Welches sind die bedeutendsten Werke der Ausstellung unter den mehr als 120 gezeigten? Was sollte das Publikum unbedingt zum Besuch der Ausstellung einladen?
Die Ausstellung stellt eine der umfassendsten Ausstellungen dar, die den gestochenen Werken des deutschen Meisters gewidmet ist, eine Reise in seine Welt und seine historische Zeit. Die drei Meisterwerke Der Ritter, der Tod und der Teufel, Der heilige Hieronymus in der Studierstube und Melancholia I stellen zweifellos die Summe seiner Auffassung von grafischer Kunst dar und gehören zu den repräsentativsten Werken seiner Forschung. Die Ausstellung zeigt aber auch die großen verlegerischen Unternehmungen, an denen er als junger Künstler beteiligt war, Sebastian Brandts Narrenschiff mit seinen Urängsten vor dem Anderen, dem Wahnsinn als Symbol für die Tragik des menschlichen Daseins, und die große Nürnberger Chronik, die in losen Blättern, aber auch in einer raffinierten illuminierten Ausgabe vorliegt. Und dann die Apokalypse, eine grandiose Explosion der Dürerschen Phantasie und ein wunderbares Beispiel für die silographische Technik. Dürer war ein freier Künstler, unabhängig in seiner Themenwahl und Inspiration, der erste große europäische Künstler, der es verstand, seine innere Welt mit der seiner Zeit in Dialog zu bringen.

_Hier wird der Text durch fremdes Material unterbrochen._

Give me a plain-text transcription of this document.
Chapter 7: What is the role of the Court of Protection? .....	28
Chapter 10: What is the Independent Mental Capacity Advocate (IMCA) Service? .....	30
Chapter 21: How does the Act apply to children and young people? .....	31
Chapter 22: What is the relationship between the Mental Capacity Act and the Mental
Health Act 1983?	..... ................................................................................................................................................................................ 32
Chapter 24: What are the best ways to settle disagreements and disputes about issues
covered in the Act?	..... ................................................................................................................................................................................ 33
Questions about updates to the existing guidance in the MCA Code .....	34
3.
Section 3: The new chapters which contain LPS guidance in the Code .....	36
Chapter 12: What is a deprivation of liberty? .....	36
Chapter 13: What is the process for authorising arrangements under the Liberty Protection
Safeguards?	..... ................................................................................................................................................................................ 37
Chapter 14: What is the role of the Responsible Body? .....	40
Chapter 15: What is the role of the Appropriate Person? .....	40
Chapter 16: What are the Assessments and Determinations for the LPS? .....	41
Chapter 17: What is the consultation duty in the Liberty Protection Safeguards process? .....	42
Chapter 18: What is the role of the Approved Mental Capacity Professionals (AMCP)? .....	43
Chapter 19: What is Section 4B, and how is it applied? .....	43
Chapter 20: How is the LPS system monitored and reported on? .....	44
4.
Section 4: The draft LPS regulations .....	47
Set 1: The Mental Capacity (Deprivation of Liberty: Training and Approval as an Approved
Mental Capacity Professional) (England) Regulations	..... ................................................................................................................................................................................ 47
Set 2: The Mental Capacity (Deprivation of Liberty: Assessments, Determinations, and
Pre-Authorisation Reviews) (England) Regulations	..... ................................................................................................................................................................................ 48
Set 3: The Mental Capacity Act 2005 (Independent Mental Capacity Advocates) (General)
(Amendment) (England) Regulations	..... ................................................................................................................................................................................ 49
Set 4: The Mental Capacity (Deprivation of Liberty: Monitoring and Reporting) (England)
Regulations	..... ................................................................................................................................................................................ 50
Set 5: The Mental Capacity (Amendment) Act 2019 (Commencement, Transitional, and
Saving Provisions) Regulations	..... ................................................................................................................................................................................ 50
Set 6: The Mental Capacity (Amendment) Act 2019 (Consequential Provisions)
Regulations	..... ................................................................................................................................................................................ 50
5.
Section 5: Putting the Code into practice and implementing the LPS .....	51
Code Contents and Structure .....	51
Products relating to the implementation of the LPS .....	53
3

Die Kunst war für ihn eine Projektion seiner eigenen Persönlichkeit; er war ein Beobachter der sichtbaren Wirklichkeit, aber auch ihrer verborgenen, geheimnisvollen Seite, der Liebe und der Sünde, der Angst und des Vertrauens auf Erlösung. Die Besucher sind eingeladen, das subtile Geflecht zu erfassen, das diesen großen “Bilderschöpfer” der Renaissance verbindet, der gleichzeitig ein leidenschaftlicher Gelehrter der Welt, ihrer Regeln, des Menschen und seiner Seele war. Denn seine Werke sprechen eine universelle Sprache.